Thursday, May 27, 2021

Gates Foundation And Previous Vaccine Efforts In India:


How Bill Gates-Funded NGO Killed Tribal Girls In India






In 2009, a Bill and Melinda Gates Foundation (BMGF) funded NGO carried out unauthorised clinical trials of a vaccine on some of the poorest, most vulnerable children in the world. It did so without providing information about the risks involved, without the informed consent of the children or their parents and without even declaring that it was conducting a clinical trial.


After vaccination, many of the participating children became ill and seven of them died. Such were the findings of a parliamentary committee charged with investigating this wretched affair. The committee accused the NGO of “child abuse” and produced a raft of evidence to back up its claim. This entire incident barely registered on the radar of Western media.

PATH (formerly the Program for Appropriate Technology in Health) is a Seattle based NGO, heavily funded by BMGF but which also receives significant grants from the US government. Between 1995 and the time of writing (May 2021), PATH had received more than $2.5bn from BMGF.

In 2009, PATH carried out a project to administer the Human Papillomavirus (HPV) vaccine.


The project’s aim was, in PATH’s own words, “to generate and disseminate evidence for informed public sector introduction of HPV vaccines”.

It was conducted in four countries: India, Uganda, Peru and Vietnam.

Another Gates-funded organization, Gavi, had originally been considered to run the project, but responsibility was ultimately delegated to PATH. The project was directly funded by BMGF.

Significantly, each of the countries selected for the project had a different ethnic population and each had a state-funded national immunisation program.

The use of different ethnic groups in the trial allowed for comparison of the effects of the vaccine across diverse population groups (ethnicity being a factor in the safety and efficacy of certain drugs).
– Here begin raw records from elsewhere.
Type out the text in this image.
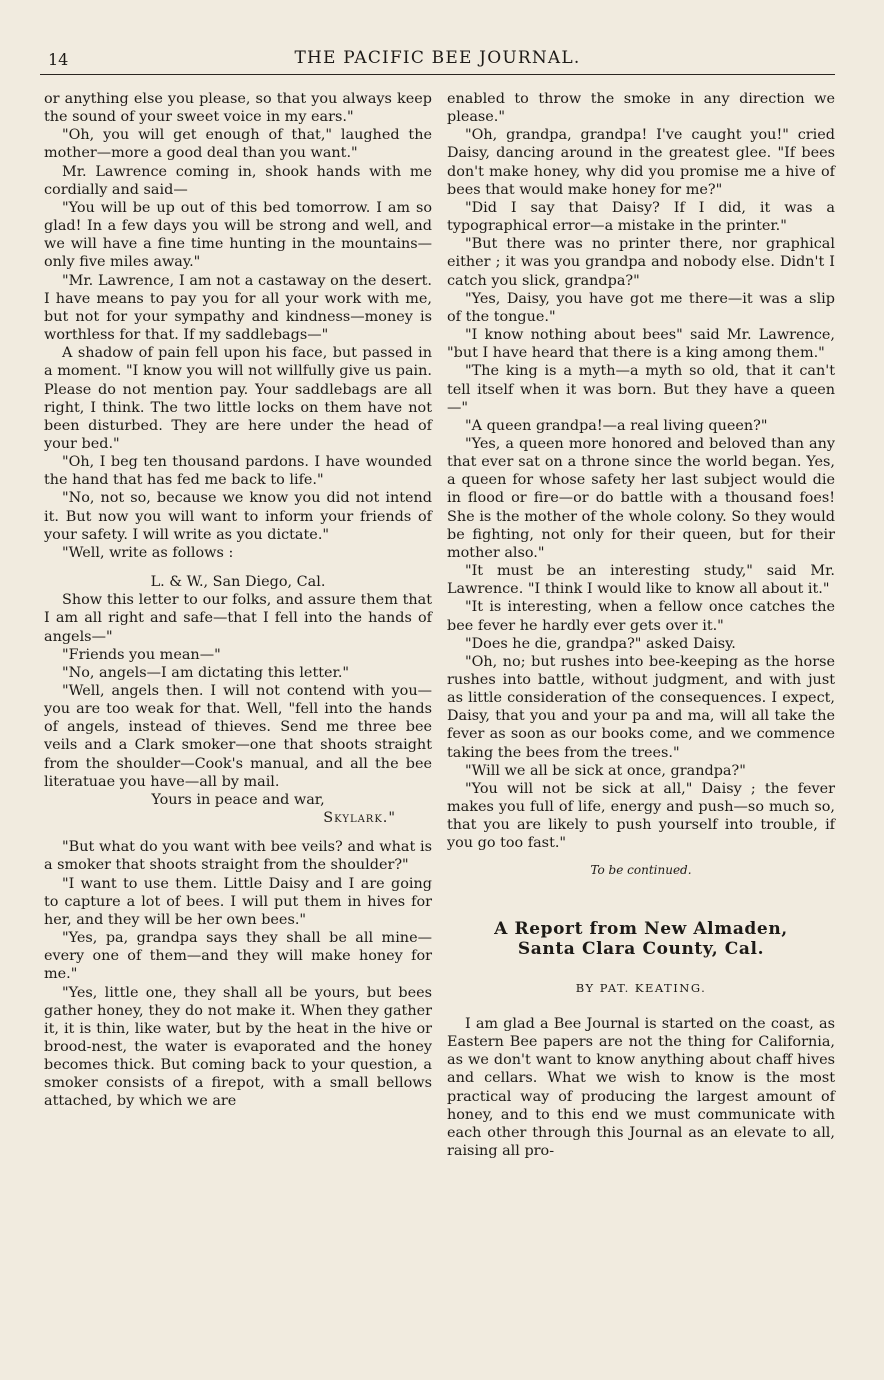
14	THE PACIFIC BEE JOURNAL.

or anything else you please, so that you always keep the sound of your sweet voice in my ears."

"Oh, you will get enough of that," laughed the mother—more a good deal than you want."

Mr. Lawrence coming in, shook hands with me cordially and said—

"You will be up out of this bed tomorrow. I am so glad! In a few days you will be strong and well, and we will have a fine time hunting in the mountains—only five miles away."

"Mr. Lawrence, I am not a castaway on the desert. I have means to pay you for all your work with me, but not for your sympathy and kindness—money is worthless for that. If my saddlebags—"

A shadow of pain fell upon his face, but passed in a moment. "I know you will not willfully give us pain. Please do not mention pay. Your saddlebags are all right, I think. The two little locks on them have not been disturbed. They are here under the head of your bed."

"Oh, I beg ten thousand pardons. I have wounded the hand that has fed me back to life."

"No, not so, because we know you did not intend it. But now you will want to inform your friends of your safety. I will write as you dictate."

"Well, write as follows :

L. & W., San Diego, Cal.

Show this letter to our folks, and assure them that I am all right and safe—that I fell into the hands of angels—"

"Friends you mean—"

"No, angels—I am dictating this letter."

"Well, angels then. I will not contend with you—you are too weak for that. Well, "fell into the hands of angels, instead of thieves. Send me three bee veils and a Clark smoker—one that shoots straight from the shoulder—Cook's manual, and all the bee literatuae you have—all by mail.

Yours in peace and war,

Skylark."

"But what do you want with bee veils? and what is a smoker that shoots straight from the shoulder?"

"I want to use them. Little Daisy and I are going to capture a lot of bees. I will put them in hives for her, and they will be her own bees."

"Yes, pa, grandpa says they shall be all mine—every one of them—and they will make honey for me."

"Yes, little one, they shall all be yours, but bees gather honey, they do not make it. When they gather it, it is thin, like water, but by the heat in the hive or brood-nest, the water is evaporated and the honey becomes thick. But coming back to your question, a smoker consists of a firepot, with a small bellows attached, by which we are

enabled to throw the smoke in any direction we please."

"Oh, grandpa, grandpa! I've caught you!" cried Daisy, dancing around in the greatest glee. "If bees don't make honey, why did you promise me a hive of bees that would make honey for me?"

"Did I say that Daisy? If I did, it was a typographical error—a mistake in the printer."

"But there was no printer there, nor graphical either ; it was you grandpa and nobody else. Didn't I catch you slick, grandpa?"

"Yes, Daisy, you have got me there—it was a slip of the tongue."

"I know nothing about bees" said Mr. Lawrence, "but I have heard that there is a king among them."

"The king is a myth—a myth so old, that it can't tell itself when it was born. But they have a queen—"

"A queen grandpa!—a real living queen?"

"Yes, a queen more honored and beloved than any that ever sat on a throne since the world began. Yes, a queen for whose safety her last subject would die in flood or fire—or do battle with a thousand foes! She is the mother of the whole colony. So they would be fighting, not only for their queen, but for their mother also."

"It must be an interesting study," said Mr. Lawrence. "I think I would like to know all about it."

"It is interesting, when a fellow once catches the bee fever he hardly ever gets over it."

"Does he die, grandpa?" asked Daisy.

"Oh, no; but rushes into bee-keeping as the horse rushes into battle, without judgment, and with just as little consideration of the consequences. I expect, Daisy, that you and your pa and ma, will all take the fever as soon as our books come, and we commence taking the bees from the trees."

"Will we all be sick at once, grandpa?"

"You will not be sick at all," Daisy ; the fever makes you full of life, energy and push—so much so, that you are likely to push yourself into trouble, if you go too fast."

To be continued.

A Report from New Almaden,
Santa Clara County, Cal.

BY PAT. KEATING.

I am glad a Bee Journal is started on the coast, as Eastern Bee papers are not the thing for California, as we don't want to know anything about chaff hives and cellars. What we wish to know is the most practical way of producing the largest amount of honey, and to this end we must communicate with each other through this Journal as an elevate to all, raising all pro-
It’s worth noting here the relationship between BMGF and one of the companies whose drugs were being tested. In 2002, BMGF had, controversially, bought $205m worth of stocks in the pharmaceutical sector, a purchase which included shares in Merck & Co. The move had raised eyebrows because of the obvious conflict of interest between the foundation’s role as a medical charity and its role as an owner of businesses in the same sector.

The Wall Street Journal reported, in August 2009, that the foundation had sold its shares in Merck between 31st March and 30th June of that year, which would have been around the same time that the field trials of the HPV vaccine were starting in India.

So for the entirety of this project (which was already in operation by October 2006), right up to its final field trials, BMGF had a dual role: as both a charity with a responsibility for care, and as a business owner with a responsibility for profit.

Such conflicts of interest have been a hallmark of BMGF since 2002. When Gates was making regular TV appearances last year to promote Covid-19 vaccination, giving especially ringing endorsements of the Pfizer-BioNTech effort, his objectivity was never brought into question. Yet his foundation is the part-owner of several vaccine manufacturers, including Pfizer, BioNTech and CureVac.


Some 14,000 girls were injected with Gardasil in Khammam district during 2009. The girls recruited for PATH’s project were between 10 and 14 years of age and all came from low-income, predominantly tribal backgrounds. Many of the girls did not reside with their families; instead they lived in ashram pathshalas (government-run hostels), which were situated close to the schools the children attended.

Professor Linsey McGoey, of the University of Essex, later stated she believed girls at ashram pathshalas had been targeted for the project as this was a way of “side-stepping the need to seek parental consent for the shots.”

Despite concerns expressed about the project in October 2009 by Sama, a Delhi-based NGO that advocates for women’s health, the matter remained absent from India’s news.

This project, then, couldn’t have been more off-the-map had it taken place on the moon, and it remained so for several months until, early in 2010, stories began to filter out from Khammam that something had gone terribly wrong: many of the girls who had been involved in the trials had subsequently fallen ill and four of them had died.

In March 2010, members of Sama visited Khammam to find out more about the emerging stories. They were told that up to 120 girls had experienced adverse reactions, including epileptic seizures, severe stomach ache, headaches and mood swings. The Sama representatives remained in Khammam to investigate the situation further.

The involvement of Sama finally brought the matter to the attention of the Indian media and, amid a barrage of negative publicity, the Indian Council of Medical Research (IMCR) suspended the PATH project. At this point the Indian Parliament’s Standing Committee on Health began an investigation into the affair.

On May 17th, Sama produced a damning report highlighting, among other things: that the trials had been promoted as a government immunisation programme and not a research project, that the girls had not been made aware that they could choose not to participate in the trials, and that parental consent had neither been asked for nor given in many cases.